New national wonder the Moai Statues (those Easter Island heads) gives a production bonus to every water tile, giving watery civilizations a real boost. Similarly, new naval units and rules may at last give naval powers a chance. Privateers are basically pirate ships that let you attack without being identified, while the Ship of the Line is a frigate beater. Modern vessels, the Attack Submarine, Missile Cruiser and Stealth Destroyer, perpetuate the sea battles; the new blockade rules allow all ships to seriously affect a rival’s trade and cut off strategic resources.
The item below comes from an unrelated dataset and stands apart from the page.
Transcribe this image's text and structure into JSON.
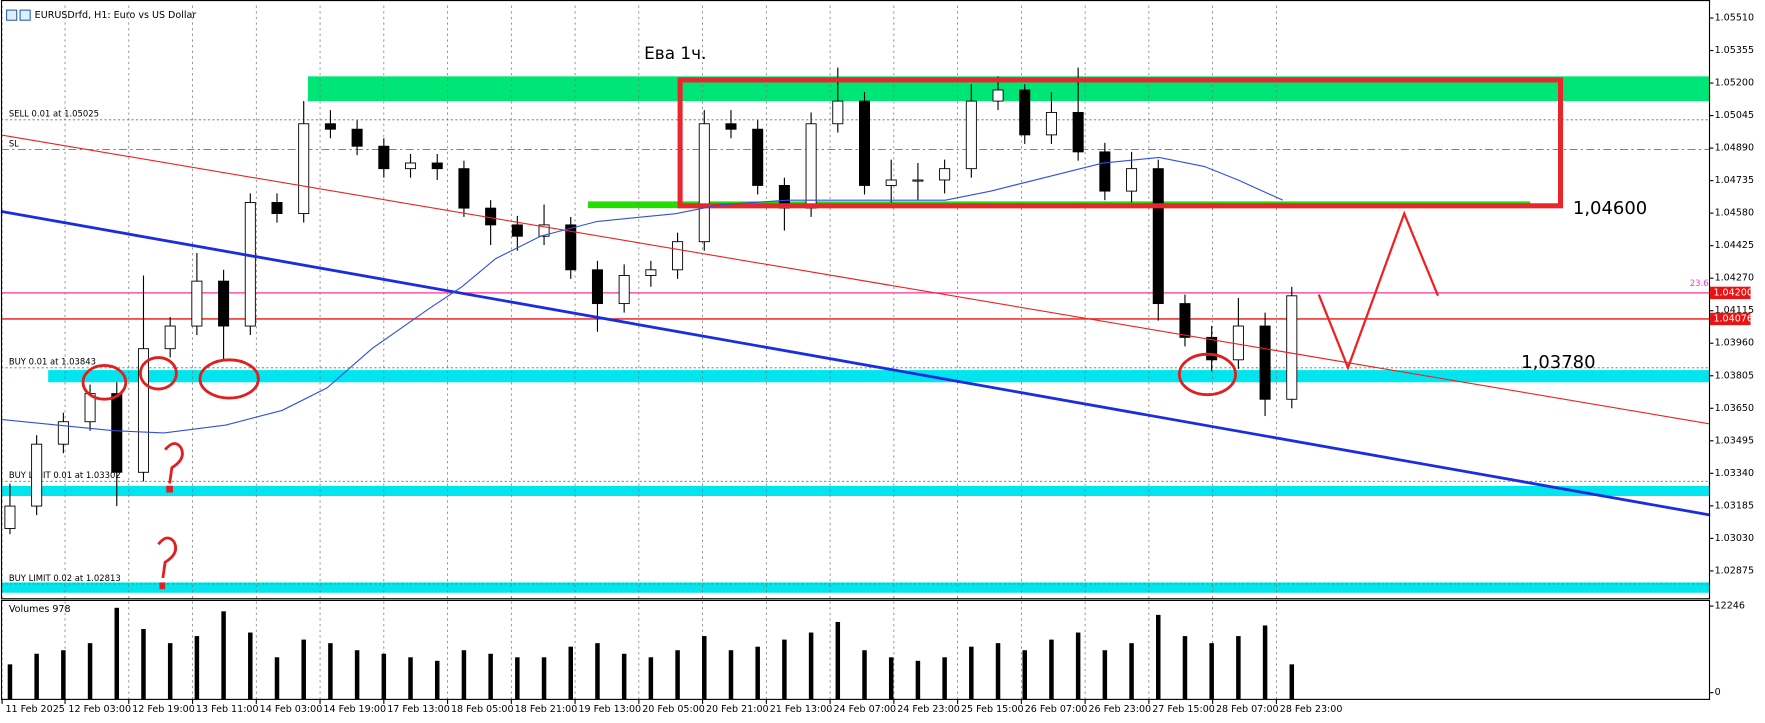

Espionage has been completely overhauled and adds potential for the ancient spymaster. Whereas before, Spy units could only be built after learning Communism, now they can be up and running after developing Writing. What’s more, their missions don’t spend your hard earned gold any more, instead drawing on your stock of espionage points. These accumulate every turn and are initially split equally among every civilization you’ve encountered, but can be spread any way you like, enabling you to focus on a particular civilization at a crucial time - before starting a war, say.
While the new espionage system puts Spy units into the action much earlier than before, so the new Corporation feature extends, or more accurately mirrors, the function that religion plays in Civ. Once you discover the Corporation technology, you can - given the right conditions - found a corporation and spread its custom in much the same way as religions spread, with Corporate Executives adopting the missionary position. Those conditions are the limiting factor, though, demanding an additional tech, a Great Person and at least one resource to found it.